Donald Trump sprawdza "próg bólu" Europy. "Zaostrzył swoje żądania"

2 godzin temu
Zdjęcie: Polsat News


Donald Trump naciska na wprowadzenie ceł na towary z UE. Stawki miałyby sięgnąć 15-20 proc. Taki scenariusz kreśli w piątek "Financial Times" powołując się na źródła w amerykańskiej administracji.


"Donald Trump zaostrzył swoje żądania w negocjacjach handlowych z UE, naciskając na wprowadzenie minimalnego cła w wysokości 15-20 proc. w umowie handlowej z UE - twierdzą źródła "FT".


Donald Trump chce sprawdzić "próg bólu" Europy


"Financial Times" komentuje, iż zdecydowane zaostrzenie stanowiska prezydenta USA ma na celu sprawdzenie progu bólu UE po tygodniach rozmów na temat umowy ramowej, która utrzymałaby podstawową stawkę cła w wysokości 10 proc. na większość towarów.
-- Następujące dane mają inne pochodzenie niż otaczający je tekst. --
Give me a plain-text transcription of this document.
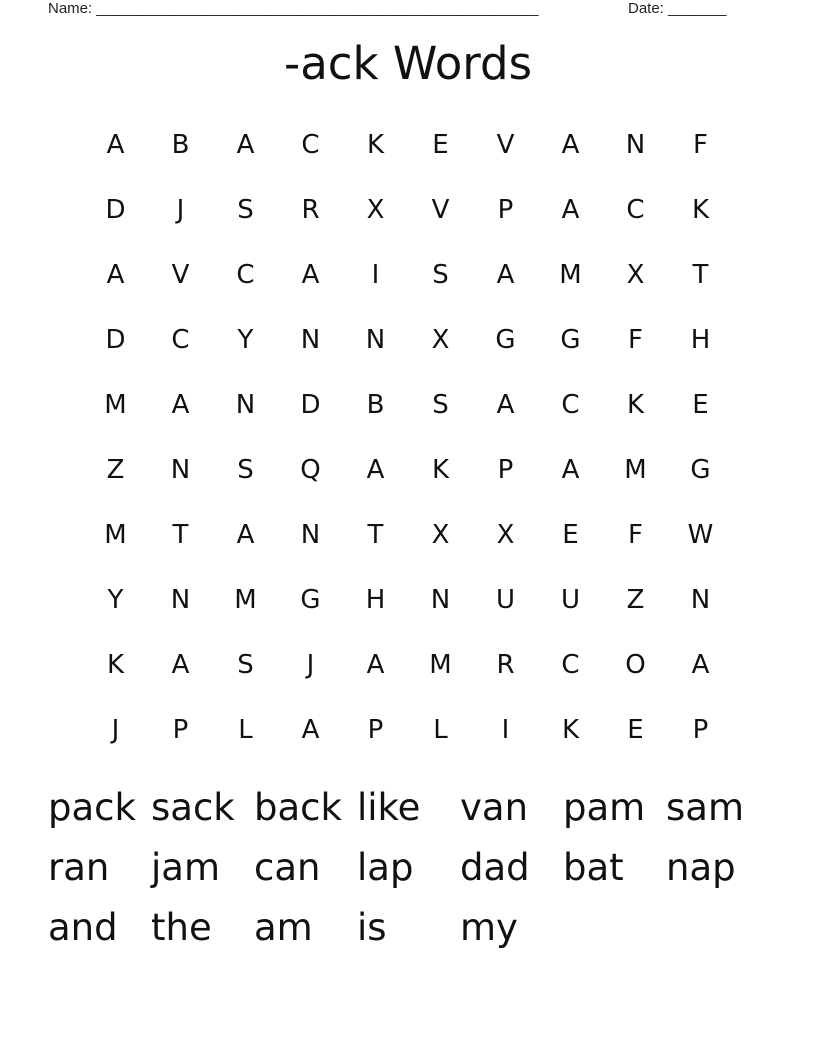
Name: _____________________________________________________	Date: _______
-ack Words
A	B	A	C	K	E	V	A	N	F
D	J	S	R	X	V	P	A	C	K
A	V	C	A	I	S	A	M	X	T
D	C	Y	N	N	X	G	G	F	H
M	A	N	D	B	S	A	C	K	E
Z	N	S	Q	A	K	P	A	M	G
M	T	A	N	T	X	X	E	F	W
Y	N	M	G	H	N	U	U	Z	N
K	A	S	J	A	M	R	C	O	A
J	P	L	A	P	L	I	K	E	P
pack sack back like	van pam sam
ran	jam can lap	dad bat	nap
and the	am	is	my
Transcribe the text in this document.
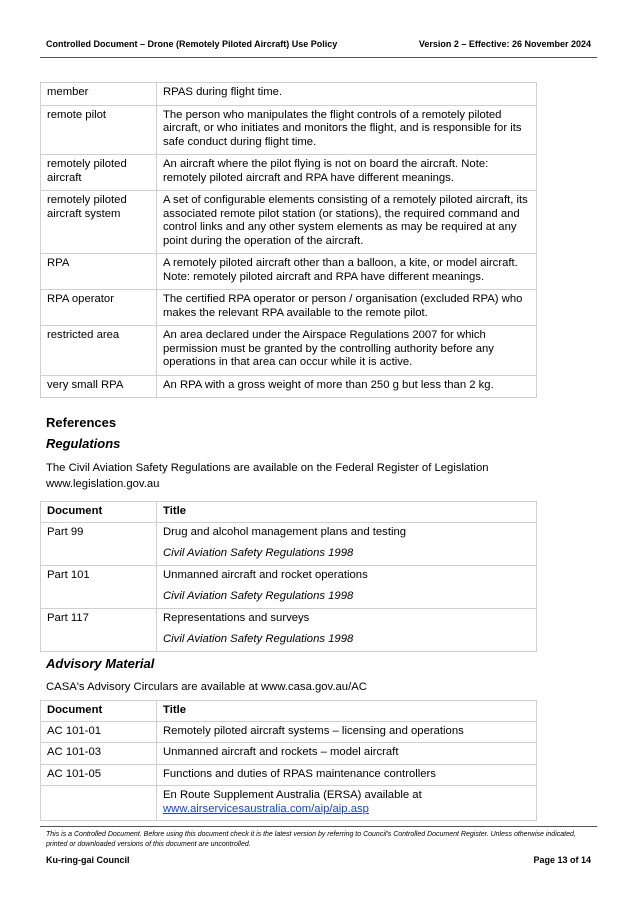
Controlled Document – Drone (Remotely Piloted Aircraft) Use Policy	Version 2 – Effective: 26 November 2024
member	RPAS during flight time.
remote pilot	The person who manipulates the flight controls of a remotely piloted aircraft, or who initiates and monitors the flight, and is responsible for its safe conduct during flight time.
remotely piloted aircraft	An aircraft where the pilot flying is not on board the aircraft. Note: remotely piloted aircraft and RPA have different meanings.
remotely piloted aircraft system	A set of configurable elements consisting of a remotely piloted aircraft, its associated remote pilot station (or stations), the required command and control links and any other system elements as may be required at any point during the operation of the aircraft.
RPA	A remotely piloted aircraft other than a balloon, a kite, or model aircraft. Note: remotely piloted aircraft and RPA have different meanings.
RPA operator	The certified RPA operator or person / organisation (excluded RPA) who makes the relevant RPA available to the remote pilot.
restricted area	An area declared under the Airspace Regulations 2007 for which permission must be granted by the controlling authority before any operations in that area can occur while it is active.
very small RPA	An RPA with a gross weight of more than 250 g but less than 2 kg.
References
Regulations
The Civil Aviation Safety Regulations are available on the Federal Register of Legislation www.legislation.gov.au
Document	Title
Part 99	Drug and alcohol management plans and testing
Civil Aviation Safety Regulations 1998

Part 101	Unmanned aircraft and rocket operations
Civil Aviation Safety Regulations 1998

Part 117	Representations and surveys
Civil Aviation Safety Regulations 1998
Advisory Material
CASA's Advisory Circulars are available at www.casa.gov.au/AC
Document	Title
AC 101-01	Remotely piloted aircraft systems – licensing and operations
AC 101-03	Unmanned aircraft and rockets – model aircraft
AC 101-05	Functions and duties of RPAS maintenance controllers
	En Route Supplement Australia (ERSA) available at
www.airservicesaustralia.com/aip/aip.asp
This is a Controlled Document. Before using this document check it is the latest version by referring to Council's Controlled Document Register. Unless otherwise indicated, printed or downloaded versions of this document are uncontrolled.
Ku-ring-gai Council	Page 13 of 14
Jeden z urzędników administracji USA powiedział "FT", iż rozważane są w tej chwili wzajemne stawki celne przekraczające 10 proc., choćby jeżeli zostanie osiągnięte porozumienie."Stanowisko to stawia UE w trudnej sytuacji, ponieważ zbliża się termin 1 sierpnia, kiedy Trump zapowiedział nałożenie 30-proc. cła na cały import" - konkluduje "Financial Times".Reklama
Jak informuje "FT", Maros Szefczovicz, komisarz UE ds. handlu, przedstawił w piątek ambasadorom UE pesymistyczną ocenę swoich ostatnich rozmów w Waszyngtonie.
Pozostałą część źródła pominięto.